Acima de qualquer frescura, a velha fórmula de guitarras altas, bateria firme, solos sutis, letras propositalmente ingênuas, e espírito jovem estão de volta em grande estilo! Podemos notar o conforto de Rivers Cuomo e sua "turma colegial já quarentona" ao executar novos hinos do indie rock, como as envolventes "Ain't Got Nobody" e "Lonely Girl", canções que nos levam a um hipotético baile em que todos dançam ao som do rock 'n' roll (sim, igual ao clipe de "Buddy Holly"!).

E o que falar do excelente single cadenciado "Back to the Shack", com sua descarada homenagem à simplicidade de uma boa música? E a diversão não acaba por aqui, pois "The British Are Coming" e "Da Vinci" não geram mais do que uma emoção completa e quase juvenil, com suas "curvas melancólicas" que lembram o melhor daquilo que Rivers Cuomo e sua trupe fizeram em seu glorioso passado.

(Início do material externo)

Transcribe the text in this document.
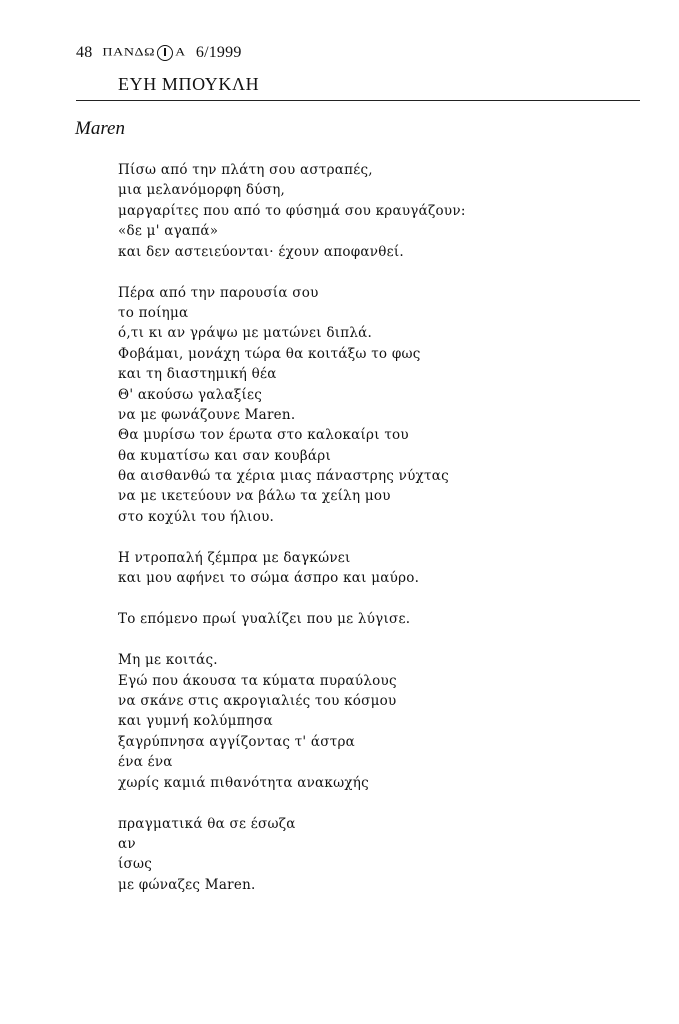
48 ΠΑΝΔΩ Α 6/1999
ΕΥΗ ΜΠΟΥΚΛΗ
Maren
Πίσω από την πλάτη σου αστραπές,
μια μελανόμορφη δύση,
μαργαρίτες που από το φύσημά σου κραυγάζουν:
«δε μ' αγαπά»
και δεν αστειεύονται· έχουν αποφανθεί.
Πέρα από την παρουσία σου
το ποίημα
ό,τι κι αν γράψω με ματώνει διπλά.
Φοβάμαι, μονάχη τώρα θα κοιτάξω το φως
και τη διαστημική θέα
Θ' ακούσω γαλαξίες
να με φωνάζουνε Maren.
Θα μυρίσω τον έρωτα στο καλοκαίρι του
θα κυματίσω και σαν κουβάρι
θα αισθανθώ τα χέρια μιας πάναστρης νύχτας
να με ικετεύουν να βάλω τα χείλη μου
στο κοχύλι του ήλιου.
Η ντροπαλή ζέμπρα με δαγκώνει
και μου αφήνει το σώμα άσπρο και μαύρο.
Το επόμενο πρωί γυαλίζει που με λύγισε.
Μη με κοιτάς.
Εγώ που άκουσα τα κύματα πυραύλους
να σκάνε στις ακρογιαλιές του κόσμου
και γυμνή κολύμπησα
ξαγρύπνησα αγγίζοντας τ' άστρα
ένα ένα
χωρίς καμιά πιθανότητα ανακωχής
πραγματικά θα σε έσωζα
αν
ίσως
με φώναζες Maren.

Faixas como "Eulogy for a Rock Band" e "Cleopatra" trazem algumas pequenas surpresas melódicas e estruturais, mas sem fugir da marca registrada do grupo. E o que falar do ritmo solto e espírito 'glam rock' de "I've Had It Up to Here", além das brincadeiras pseudo-épicas presentes na trilogia conclusiva formada pelas faixas "I. The Waste Land", "II. Anonymous" e "III. Return to Ithaka"? Diversão garantida em todos os sentidos, meus caros!

Com ótimas músicas, ausência de pontos fracos, e uma produção limpa e refinadíssima, o Weezer provou que a evolução musical se resume apenas na entrega de trabalhos de qualidade. E se me permitem o devaneio, não quero pensar que "tudo ficará bem no fim", como o título do álbum sugere. Prefiro pensar que "tudo ficará bem neste inspirado recomeço". E que venham novas coleções de pérolas sonoras desses pequenos grandes 'nerds' no futuro!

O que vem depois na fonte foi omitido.